Data notes and limitations
EP patent publications organised by INPADOC families act as a proxy to retrieve patent publications within the synthetic biology field and asses innovation trends via advanced patent analytics. The analysis identifies key trends with a standardised methodology, it is not intended to be 100% exhaustive due to complexity issues. Previous attempts to map synthetic biology landscapes have revealed a high difficulty level. We have carefully curated a bespoke dataset using the leading commercial database, Questel Orbit Innovation.

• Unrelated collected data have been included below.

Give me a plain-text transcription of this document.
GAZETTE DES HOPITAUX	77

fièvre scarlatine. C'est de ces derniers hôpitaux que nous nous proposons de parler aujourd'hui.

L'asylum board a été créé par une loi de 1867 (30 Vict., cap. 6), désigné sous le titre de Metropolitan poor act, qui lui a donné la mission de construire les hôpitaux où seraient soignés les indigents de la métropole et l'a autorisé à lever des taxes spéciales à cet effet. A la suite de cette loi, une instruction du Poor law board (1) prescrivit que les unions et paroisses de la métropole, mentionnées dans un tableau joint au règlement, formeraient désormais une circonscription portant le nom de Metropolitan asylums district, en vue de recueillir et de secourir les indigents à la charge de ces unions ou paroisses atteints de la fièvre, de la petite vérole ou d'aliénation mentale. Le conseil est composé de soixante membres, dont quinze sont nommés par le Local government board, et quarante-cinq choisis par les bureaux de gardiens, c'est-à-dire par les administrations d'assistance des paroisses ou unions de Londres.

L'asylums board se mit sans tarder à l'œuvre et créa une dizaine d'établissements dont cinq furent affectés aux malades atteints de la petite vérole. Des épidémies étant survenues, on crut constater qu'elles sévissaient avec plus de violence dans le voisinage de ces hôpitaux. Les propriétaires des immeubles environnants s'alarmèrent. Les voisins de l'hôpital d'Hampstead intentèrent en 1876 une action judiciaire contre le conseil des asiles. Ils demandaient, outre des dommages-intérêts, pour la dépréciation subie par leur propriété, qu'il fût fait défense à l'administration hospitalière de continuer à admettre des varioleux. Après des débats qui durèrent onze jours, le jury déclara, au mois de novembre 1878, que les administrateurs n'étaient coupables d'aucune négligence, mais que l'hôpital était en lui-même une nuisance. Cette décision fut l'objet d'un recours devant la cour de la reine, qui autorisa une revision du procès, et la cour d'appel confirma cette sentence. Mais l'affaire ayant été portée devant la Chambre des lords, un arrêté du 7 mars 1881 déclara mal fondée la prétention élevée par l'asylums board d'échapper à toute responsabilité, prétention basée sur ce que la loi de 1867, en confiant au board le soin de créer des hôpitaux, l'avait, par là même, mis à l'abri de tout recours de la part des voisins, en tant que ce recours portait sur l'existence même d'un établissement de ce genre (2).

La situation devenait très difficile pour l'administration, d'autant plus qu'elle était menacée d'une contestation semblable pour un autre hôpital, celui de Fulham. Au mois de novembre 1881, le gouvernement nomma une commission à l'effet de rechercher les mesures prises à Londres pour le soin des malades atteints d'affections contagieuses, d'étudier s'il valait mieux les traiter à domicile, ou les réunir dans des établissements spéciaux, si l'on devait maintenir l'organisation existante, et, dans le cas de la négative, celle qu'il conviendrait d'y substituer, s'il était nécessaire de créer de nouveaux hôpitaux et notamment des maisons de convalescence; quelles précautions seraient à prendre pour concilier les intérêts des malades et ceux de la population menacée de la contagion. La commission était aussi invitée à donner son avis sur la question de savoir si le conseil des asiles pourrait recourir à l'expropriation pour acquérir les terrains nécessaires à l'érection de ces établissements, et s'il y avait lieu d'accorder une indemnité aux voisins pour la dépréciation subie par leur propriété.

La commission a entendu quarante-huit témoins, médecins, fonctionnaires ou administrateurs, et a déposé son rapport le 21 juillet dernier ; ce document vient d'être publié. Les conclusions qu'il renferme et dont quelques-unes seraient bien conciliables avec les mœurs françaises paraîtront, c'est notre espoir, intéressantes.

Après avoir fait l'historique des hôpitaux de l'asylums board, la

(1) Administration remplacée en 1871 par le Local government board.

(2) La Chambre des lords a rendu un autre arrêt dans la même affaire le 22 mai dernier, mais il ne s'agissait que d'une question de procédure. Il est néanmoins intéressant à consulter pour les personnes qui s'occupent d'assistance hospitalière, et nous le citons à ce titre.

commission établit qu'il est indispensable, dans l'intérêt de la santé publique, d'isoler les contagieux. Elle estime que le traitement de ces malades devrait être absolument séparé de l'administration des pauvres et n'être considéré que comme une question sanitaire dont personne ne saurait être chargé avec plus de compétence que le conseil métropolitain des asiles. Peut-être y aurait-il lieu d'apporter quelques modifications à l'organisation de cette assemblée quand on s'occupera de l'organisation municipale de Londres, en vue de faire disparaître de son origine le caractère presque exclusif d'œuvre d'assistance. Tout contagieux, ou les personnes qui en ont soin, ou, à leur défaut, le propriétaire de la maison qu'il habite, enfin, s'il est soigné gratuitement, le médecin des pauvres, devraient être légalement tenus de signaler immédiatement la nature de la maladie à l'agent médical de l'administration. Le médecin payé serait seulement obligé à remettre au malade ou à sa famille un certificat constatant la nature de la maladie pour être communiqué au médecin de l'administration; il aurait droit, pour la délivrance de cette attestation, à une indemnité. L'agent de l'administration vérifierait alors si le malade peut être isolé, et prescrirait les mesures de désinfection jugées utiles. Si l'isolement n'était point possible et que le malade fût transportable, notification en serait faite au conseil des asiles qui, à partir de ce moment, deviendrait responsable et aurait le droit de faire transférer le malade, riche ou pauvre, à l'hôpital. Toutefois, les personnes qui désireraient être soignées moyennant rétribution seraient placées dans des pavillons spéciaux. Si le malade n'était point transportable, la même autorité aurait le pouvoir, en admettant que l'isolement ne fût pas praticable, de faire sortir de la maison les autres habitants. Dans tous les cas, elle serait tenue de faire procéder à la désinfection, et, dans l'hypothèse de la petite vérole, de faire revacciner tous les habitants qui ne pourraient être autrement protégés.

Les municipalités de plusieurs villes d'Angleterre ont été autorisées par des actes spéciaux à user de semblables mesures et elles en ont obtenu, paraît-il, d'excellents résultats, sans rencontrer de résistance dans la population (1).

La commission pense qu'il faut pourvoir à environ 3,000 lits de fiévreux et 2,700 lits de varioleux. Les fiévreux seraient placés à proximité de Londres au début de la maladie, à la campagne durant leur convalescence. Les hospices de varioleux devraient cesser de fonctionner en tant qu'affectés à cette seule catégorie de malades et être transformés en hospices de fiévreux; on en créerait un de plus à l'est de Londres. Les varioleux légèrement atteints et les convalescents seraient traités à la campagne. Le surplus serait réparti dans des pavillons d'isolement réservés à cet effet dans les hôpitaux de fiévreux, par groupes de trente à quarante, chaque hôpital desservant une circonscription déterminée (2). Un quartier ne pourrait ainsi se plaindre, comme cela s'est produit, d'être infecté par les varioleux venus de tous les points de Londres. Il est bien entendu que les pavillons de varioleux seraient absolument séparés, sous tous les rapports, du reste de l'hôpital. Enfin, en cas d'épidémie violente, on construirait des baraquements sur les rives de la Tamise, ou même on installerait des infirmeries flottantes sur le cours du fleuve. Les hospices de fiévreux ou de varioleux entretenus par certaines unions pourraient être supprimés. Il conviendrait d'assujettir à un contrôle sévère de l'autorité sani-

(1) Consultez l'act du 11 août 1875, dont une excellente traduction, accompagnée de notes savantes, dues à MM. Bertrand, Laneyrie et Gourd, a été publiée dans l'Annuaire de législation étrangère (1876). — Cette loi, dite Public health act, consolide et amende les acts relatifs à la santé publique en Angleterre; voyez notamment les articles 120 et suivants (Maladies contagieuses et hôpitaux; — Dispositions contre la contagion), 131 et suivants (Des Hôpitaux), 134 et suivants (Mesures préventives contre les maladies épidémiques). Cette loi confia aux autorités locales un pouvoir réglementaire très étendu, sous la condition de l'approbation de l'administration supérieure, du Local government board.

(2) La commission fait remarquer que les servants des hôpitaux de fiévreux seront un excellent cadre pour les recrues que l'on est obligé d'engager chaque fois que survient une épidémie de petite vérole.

The following dataset notes and limitations apply:
-
The analysis focuses on European patent filings. Whilst we acknowledge that this will not capture applicants that file only in their home territories such as the US and China, it exploits applicants that take a more global approach to their IP and tend to elect to file a European patent application. The dataset captures engineering patent applications delivering a good compromise to the alternative; compiling very large detailed datasets for all major patent territories, deemed unpracticable given the current levels of dataset curation.
-
Coverage is subject to the standard 18-month publication delay, due to the publication routines and examination timeframes of patent offices. Therefore, the dataset represents a snapshot in time and investigates EP patent applications published during 2004-2023 for a 20 year publication period. The EPO patent applications identified are A1 & A2 kind code only, avoiding duplication of counts from correction specs, etc.
-
The study aims to capture key technologies within the synthetic biology field which broadly encompasses engineering biology, providing important examples of SynBio innovation. This approach also captures relevant broader biotechnology patents, etc. which form the background from which synthetic biology technologies have emerged e.g. protein engineering, genetic engineering, including biofuels, etc.
-
A large component of the research methodology relies on using patent families assigned to SynBio appropriate IPC/CPC subgroup classification codes identified via review of patent portfolios of prominent synthetic biology applicants using advanced data mining techniques. This is further supplemented with keyword searches to extend the scope of the analysis, data cleaning also sufficiently balances the need for precision and recall, providing a very robust tool to conduct analyses. The coverage, machine translation and data quality of the Questel Orbit innovation database was an excellent resource for this project.